According to a recent survey conducted by research firm iTracks (financed by Internet security and care provider Radialpoint), more than half of Americans are concerned about security threats when using social-networking sites such as Facebook, Twitter and LinkedIn, yet 64 percent say viruses or unlawful access to personal information do not cause them to avoid using these services. We’re addicted!
DROP.IO HAD RAISED $3.9 million in financing from RRE Ventures and DFJ Gotham, two well-respected venture capital firms. There are over a million active “drops” on the site at any time. The company has 11 staff members, most of whom are developers. Without much press beyond tech blogs and word-of-mouth, the company is already getting cold calls from small and medium-size businesses asking Drop.io to set up online space for sharing private files with employees.
But Mr. Lessin worries about the future. He summons French philosopher and sociologist Michel Foucault’s ideas about Jeremy Bentham’s Panopticon as a metaphor for our online world. “We’re gonna be in trouble,” Mr.

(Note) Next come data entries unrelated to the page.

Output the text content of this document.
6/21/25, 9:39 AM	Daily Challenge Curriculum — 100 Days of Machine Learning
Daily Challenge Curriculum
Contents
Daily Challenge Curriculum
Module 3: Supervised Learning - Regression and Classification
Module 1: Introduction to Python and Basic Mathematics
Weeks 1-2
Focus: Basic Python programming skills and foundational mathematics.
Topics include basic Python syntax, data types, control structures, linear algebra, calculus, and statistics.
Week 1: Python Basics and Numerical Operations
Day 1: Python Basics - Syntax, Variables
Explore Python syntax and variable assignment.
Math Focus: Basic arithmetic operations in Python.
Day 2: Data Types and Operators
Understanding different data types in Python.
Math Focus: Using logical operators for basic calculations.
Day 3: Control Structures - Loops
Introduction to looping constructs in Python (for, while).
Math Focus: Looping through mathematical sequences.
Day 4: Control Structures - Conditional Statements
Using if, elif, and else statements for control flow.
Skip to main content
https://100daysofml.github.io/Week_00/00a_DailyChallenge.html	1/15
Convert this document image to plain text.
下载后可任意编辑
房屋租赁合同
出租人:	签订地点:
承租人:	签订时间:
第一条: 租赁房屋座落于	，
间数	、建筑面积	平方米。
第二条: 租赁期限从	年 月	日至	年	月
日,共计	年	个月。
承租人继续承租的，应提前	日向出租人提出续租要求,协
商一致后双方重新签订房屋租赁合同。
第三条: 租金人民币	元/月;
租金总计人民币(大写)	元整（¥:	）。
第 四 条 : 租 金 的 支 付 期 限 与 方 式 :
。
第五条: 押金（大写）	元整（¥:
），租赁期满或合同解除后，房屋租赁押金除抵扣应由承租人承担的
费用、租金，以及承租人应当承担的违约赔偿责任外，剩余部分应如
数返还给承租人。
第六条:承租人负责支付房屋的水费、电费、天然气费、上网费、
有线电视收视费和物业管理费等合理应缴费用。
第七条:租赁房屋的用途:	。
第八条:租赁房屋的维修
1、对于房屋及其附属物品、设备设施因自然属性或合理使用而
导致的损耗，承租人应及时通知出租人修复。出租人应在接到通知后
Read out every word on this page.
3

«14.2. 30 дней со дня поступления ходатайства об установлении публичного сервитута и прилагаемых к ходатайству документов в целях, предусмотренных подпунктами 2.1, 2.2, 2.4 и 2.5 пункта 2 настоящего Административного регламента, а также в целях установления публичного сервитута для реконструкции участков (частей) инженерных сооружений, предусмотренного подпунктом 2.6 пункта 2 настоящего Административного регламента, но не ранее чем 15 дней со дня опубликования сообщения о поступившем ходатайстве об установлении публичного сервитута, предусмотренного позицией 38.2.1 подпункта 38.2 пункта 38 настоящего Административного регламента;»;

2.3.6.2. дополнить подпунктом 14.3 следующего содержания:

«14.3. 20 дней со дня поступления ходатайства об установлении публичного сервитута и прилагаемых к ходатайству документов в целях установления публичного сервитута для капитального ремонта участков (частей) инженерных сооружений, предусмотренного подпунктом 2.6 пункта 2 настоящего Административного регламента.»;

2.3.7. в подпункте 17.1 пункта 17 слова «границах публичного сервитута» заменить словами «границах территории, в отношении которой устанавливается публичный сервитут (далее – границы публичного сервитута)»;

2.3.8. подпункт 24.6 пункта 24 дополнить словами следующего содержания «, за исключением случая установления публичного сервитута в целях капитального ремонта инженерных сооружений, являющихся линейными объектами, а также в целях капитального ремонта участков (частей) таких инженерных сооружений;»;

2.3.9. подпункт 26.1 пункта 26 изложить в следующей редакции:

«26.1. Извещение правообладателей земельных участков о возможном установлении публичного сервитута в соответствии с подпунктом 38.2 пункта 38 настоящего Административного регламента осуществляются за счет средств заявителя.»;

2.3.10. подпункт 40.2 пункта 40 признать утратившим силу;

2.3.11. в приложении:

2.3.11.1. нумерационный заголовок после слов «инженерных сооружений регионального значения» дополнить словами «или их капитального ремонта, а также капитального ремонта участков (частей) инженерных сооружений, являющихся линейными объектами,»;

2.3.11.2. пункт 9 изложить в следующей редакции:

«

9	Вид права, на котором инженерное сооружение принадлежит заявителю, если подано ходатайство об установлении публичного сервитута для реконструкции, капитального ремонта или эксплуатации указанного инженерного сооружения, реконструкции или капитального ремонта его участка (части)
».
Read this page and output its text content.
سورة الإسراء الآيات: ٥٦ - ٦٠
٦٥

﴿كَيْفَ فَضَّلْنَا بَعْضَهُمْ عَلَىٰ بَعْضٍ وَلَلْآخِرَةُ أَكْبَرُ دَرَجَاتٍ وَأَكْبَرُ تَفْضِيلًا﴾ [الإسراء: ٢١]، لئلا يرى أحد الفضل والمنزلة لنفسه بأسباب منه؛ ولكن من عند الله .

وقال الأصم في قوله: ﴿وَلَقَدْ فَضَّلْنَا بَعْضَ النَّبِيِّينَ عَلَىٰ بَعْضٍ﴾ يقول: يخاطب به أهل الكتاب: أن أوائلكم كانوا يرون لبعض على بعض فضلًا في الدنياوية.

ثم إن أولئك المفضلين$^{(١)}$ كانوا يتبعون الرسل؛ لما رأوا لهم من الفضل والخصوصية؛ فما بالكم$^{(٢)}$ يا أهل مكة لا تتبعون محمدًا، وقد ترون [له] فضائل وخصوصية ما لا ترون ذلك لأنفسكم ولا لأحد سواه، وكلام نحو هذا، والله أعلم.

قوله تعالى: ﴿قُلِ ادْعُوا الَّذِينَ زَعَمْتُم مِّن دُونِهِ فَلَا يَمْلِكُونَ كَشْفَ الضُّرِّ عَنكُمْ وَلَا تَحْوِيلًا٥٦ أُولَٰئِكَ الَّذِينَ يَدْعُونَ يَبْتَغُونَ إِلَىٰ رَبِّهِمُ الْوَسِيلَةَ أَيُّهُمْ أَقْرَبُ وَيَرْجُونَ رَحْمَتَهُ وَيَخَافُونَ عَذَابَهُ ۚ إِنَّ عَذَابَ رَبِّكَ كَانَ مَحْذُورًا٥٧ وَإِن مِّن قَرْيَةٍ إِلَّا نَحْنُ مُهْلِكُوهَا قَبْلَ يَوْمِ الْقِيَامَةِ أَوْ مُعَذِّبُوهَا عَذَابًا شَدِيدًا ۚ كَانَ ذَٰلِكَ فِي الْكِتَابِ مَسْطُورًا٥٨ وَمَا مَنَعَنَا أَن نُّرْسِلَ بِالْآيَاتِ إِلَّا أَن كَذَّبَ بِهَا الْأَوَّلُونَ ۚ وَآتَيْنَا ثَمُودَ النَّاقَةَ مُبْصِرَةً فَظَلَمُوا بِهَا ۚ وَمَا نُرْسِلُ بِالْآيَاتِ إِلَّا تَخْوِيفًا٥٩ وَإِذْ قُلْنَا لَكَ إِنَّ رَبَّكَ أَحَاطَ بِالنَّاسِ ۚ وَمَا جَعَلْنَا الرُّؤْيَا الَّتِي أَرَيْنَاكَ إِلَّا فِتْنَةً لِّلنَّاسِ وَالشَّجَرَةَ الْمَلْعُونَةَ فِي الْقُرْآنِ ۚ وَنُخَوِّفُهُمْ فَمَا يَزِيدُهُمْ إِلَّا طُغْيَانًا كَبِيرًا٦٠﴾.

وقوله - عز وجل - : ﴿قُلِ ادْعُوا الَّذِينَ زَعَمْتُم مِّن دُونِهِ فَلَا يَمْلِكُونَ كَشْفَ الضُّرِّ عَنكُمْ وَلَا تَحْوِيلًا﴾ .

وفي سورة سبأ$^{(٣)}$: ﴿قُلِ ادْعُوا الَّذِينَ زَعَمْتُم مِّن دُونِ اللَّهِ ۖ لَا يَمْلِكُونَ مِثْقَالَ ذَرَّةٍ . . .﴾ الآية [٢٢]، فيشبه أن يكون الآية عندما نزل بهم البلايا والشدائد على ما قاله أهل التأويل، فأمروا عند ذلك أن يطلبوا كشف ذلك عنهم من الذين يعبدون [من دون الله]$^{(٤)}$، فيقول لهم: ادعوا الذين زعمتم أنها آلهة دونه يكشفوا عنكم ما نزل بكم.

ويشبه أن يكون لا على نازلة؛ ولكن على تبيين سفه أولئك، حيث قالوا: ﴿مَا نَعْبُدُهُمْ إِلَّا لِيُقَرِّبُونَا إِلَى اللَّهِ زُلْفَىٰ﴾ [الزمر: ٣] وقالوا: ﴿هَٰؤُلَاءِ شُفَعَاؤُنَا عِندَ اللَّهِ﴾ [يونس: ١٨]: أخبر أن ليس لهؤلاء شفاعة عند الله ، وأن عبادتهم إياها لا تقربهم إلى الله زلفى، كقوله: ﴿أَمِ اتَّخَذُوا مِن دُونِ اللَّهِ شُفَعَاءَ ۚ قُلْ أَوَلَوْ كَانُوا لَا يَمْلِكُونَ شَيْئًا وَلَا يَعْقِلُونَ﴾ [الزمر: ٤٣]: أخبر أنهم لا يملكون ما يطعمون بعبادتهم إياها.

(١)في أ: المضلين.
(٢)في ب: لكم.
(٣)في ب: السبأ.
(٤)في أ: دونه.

Lessin warned. “I would make the argument that the ability to have asymmetrical information to experiment or to kind of push the envelope and discover new things, is fundamentally based on the ability for people not to be public all the time.
“Technology doesn’t just empower total information,” he continued. “It can also empower quality, private information and can kind of get away from that very scary Panopticon future. I think what [Drop.io] is doing is a very important piece of how I’d like to see the world evolve, where the Internet and communication can actually be used for high-quality, private communication that’s valuable rather than public drivel.”